Rust Dynamic Dispatching deep-dive

Published in

Digital Frontiers — Das Blog

9 min readDec 9, 2019

Rust praises itself as being capable of creating some of the fastest executables, while at the same time supporting high-level abstractions. In most cases, the abstractions are resolved at compile-time, leading to ‘zero-cost abstractions’ without any runtime-overhead. In most cases function calls are implemented using fast static dispatching. But what about the other cases? This is where dynamic dispatching comes into play. In this post I am going to present you with a thorough introduction to this concept, leading far deeper into the rabbit hole than initially anticipated.

Static vs dynamic dispatch

I will start with an example: Imagine we have some common functionality encapsulated in a Backend trait, let’s say the function compute(number: i32) -> i32. Now let there be two implementations of the Backend trait, a PositiveBackend and a NegativeBackend, each doing something different in the compute function. If a Service struct has such a Backend object, the Service can be generic over that type:

struct Service <T: Backend> {
    backend: T
}

Let’s quickly have a look into how the compiler handles this:

According to TRPL, rust uses ‘Monomorphization’ a fancy term for saying the compiler fills in the concrete types for the generic ones at compile time and duplicates the code if necessary. This means we have no performance penalty at runtime, yay! Resolving the function calls already at compile time is called static dispatch, since the resulting call-target is hardcoded.

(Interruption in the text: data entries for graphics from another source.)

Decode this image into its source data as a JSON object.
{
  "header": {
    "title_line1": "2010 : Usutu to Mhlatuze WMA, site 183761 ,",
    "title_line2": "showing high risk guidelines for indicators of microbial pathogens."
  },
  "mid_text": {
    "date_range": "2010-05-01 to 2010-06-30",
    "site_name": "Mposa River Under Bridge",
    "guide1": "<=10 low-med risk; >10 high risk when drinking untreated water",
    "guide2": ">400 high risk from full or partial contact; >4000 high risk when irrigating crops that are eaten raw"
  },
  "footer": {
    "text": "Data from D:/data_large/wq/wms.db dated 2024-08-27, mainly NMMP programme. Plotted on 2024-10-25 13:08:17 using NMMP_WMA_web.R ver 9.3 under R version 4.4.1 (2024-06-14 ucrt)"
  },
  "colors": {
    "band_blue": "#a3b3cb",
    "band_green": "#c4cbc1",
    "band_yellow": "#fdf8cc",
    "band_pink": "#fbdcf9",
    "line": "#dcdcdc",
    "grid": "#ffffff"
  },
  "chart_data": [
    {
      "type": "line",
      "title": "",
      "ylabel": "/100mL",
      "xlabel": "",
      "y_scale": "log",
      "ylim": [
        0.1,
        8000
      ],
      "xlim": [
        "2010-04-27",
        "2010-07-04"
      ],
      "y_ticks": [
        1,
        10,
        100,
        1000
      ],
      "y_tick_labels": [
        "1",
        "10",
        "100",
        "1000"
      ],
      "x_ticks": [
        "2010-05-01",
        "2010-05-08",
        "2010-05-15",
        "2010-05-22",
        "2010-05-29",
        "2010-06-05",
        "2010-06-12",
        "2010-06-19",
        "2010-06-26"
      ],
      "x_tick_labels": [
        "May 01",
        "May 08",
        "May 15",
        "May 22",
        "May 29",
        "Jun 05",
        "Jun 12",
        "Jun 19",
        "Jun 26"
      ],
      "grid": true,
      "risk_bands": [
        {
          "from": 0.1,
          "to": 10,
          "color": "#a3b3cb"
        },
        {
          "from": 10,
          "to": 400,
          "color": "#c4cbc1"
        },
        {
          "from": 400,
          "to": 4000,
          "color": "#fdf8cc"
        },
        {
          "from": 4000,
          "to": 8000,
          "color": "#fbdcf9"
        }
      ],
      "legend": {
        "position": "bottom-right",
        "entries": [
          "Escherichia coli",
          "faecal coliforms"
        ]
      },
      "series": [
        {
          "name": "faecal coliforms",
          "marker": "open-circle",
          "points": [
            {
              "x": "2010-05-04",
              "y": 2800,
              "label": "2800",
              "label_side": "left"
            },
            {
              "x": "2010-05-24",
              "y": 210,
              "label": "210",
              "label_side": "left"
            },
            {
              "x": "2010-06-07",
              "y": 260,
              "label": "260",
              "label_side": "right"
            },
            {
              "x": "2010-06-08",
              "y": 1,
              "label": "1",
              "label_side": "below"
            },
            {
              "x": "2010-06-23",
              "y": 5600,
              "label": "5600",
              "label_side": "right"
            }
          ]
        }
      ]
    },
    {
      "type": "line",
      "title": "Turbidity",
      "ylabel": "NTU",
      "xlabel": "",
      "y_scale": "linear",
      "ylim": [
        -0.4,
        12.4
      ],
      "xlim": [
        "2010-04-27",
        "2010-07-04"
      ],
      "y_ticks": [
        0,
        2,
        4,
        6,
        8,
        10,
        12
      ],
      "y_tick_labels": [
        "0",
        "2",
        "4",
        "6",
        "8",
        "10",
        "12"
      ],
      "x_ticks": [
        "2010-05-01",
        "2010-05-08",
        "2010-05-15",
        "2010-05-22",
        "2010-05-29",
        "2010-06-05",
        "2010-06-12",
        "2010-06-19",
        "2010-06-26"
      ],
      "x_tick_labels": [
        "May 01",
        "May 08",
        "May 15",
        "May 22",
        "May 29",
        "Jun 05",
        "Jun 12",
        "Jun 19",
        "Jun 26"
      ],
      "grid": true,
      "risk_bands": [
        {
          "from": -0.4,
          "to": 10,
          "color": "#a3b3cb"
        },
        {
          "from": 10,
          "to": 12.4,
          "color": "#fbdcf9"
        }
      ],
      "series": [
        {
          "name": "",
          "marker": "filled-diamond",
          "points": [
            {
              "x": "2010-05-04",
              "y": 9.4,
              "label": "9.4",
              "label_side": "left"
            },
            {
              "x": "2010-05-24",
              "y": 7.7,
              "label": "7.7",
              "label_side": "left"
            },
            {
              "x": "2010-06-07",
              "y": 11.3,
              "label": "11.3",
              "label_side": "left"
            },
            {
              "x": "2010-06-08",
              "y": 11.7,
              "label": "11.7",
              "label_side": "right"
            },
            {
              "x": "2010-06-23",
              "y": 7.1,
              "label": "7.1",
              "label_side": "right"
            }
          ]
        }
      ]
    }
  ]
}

But there are several limitations coming with this:

We need a generic type parameter for each generic component of our service.
Further, since the compiler resolves the generic type with a concrete one at compile time, we can use only one type here. This means, neither can we decide at runtime which one to use, nor can we have a list of different backend types. So the following won’t work:

struct Service<T:Backend>{
    backend: Vec<T>  // Either Vec<TypeA> or Vec<TypeB>, not both
}
...
let mut backends = Vec::new();
backends.push(TypeA);
backends.push(TypeB);  // <---- Type error here

But there is a way to solve this in Rust: Dynamic Dispatch. Trait objects can be thought of like objects of an Interface Type in Java, defining common functionality for the Types implementing them. When using a trait object, we don’t care what exact type is used, we just make sure that given functionality is present.

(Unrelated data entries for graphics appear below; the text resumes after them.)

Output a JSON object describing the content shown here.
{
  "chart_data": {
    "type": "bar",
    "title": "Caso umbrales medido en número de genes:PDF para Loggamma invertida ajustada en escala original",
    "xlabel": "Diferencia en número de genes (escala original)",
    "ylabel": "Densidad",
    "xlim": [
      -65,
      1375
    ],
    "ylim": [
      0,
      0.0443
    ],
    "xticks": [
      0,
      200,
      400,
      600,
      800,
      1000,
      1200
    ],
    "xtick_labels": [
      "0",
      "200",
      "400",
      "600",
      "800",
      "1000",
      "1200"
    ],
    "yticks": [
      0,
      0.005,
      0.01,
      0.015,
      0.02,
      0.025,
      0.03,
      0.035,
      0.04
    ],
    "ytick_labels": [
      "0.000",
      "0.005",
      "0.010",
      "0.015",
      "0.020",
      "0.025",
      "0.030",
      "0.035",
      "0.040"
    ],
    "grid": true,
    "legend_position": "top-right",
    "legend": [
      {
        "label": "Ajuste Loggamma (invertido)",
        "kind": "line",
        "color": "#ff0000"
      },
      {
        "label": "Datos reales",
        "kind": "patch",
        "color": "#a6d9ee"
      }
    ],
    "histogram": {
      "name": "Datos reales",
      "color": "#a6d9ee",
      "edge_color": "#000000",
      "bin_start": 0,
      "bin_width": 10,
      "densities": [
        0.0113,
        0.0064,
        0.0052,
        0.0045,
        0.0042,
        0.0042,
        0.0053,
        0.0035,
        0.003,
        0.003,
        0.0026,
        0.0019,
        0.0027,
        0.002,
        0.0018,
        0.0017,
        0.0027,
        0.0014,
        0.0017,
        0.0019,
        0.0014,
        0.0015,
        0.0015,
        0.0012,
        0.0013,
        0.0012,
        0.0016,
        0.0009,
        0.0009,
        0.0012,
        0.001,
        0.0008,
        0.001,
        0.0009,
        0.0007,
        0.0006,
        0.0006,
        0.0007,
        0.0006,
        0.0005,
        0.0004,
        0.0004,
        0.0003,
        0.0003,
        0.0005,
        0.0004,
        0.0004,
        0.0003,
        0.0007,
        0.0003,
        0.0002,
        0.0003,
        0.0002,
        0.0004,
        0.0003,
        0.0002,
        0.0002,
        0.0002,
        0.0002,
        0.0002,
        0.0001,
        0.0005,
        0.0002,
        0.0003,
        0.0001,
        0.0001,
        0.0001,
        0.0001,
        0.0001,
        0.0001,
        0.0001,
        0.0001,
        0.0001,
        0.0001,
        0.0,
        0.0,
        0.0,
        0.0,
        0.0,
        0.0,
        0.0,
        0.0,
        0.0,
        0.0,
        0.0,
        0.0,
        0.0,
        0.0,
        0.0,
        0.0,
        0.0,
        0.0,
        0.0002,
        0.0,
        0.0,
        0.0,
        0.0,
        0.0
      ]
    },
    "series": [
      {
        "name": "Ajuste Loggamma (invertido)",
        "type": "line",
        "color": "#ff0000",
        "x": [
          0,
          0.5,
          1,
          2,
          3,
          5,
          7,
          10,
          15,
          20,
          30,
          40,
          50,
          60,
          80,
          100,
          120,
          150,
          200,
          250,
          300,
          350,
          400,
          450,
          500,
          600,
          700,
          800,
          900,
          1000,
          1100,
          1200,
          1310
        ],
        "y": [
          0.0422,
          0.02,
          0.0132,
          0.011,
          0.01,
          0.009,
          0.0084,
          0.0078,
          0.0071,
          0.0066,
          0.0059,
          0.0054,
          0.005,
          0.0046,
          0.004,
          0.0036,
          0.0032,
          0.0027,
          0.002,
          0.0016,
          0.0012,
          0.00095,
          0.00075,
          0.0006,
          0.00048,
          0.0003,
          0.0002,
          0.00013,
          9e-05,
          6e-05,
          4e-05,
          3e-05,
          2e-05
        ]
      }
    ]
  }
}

The above example could be rewritten to use trait objects like this:

struct Service{
    backends: Vec<Box<dyn Backend>>
}
...
let mut backends = Vec::new();
backends.push( Box::new(PositiveBackend{}) as Box<dyn Backend>);
backends.push( Box::new(NegativeBackend{}) as Box<dyn Backend>);

We put our trait object, denoted by the dyn keyword, in a box so the compiler won’t complain about it not having a known size.

The problem with trait objects using dynamic dispatching is, that there is a performance penalty at runtime. Let us now examine in detail the costs of dynamic dispatching with micro benchmarks.

Trying to get a baseline

For most of the remaining part this article we will jump back-and forth between tiny benchmarks and having a look at our executable.

Let’s start with static dispatching so we have something to compare to.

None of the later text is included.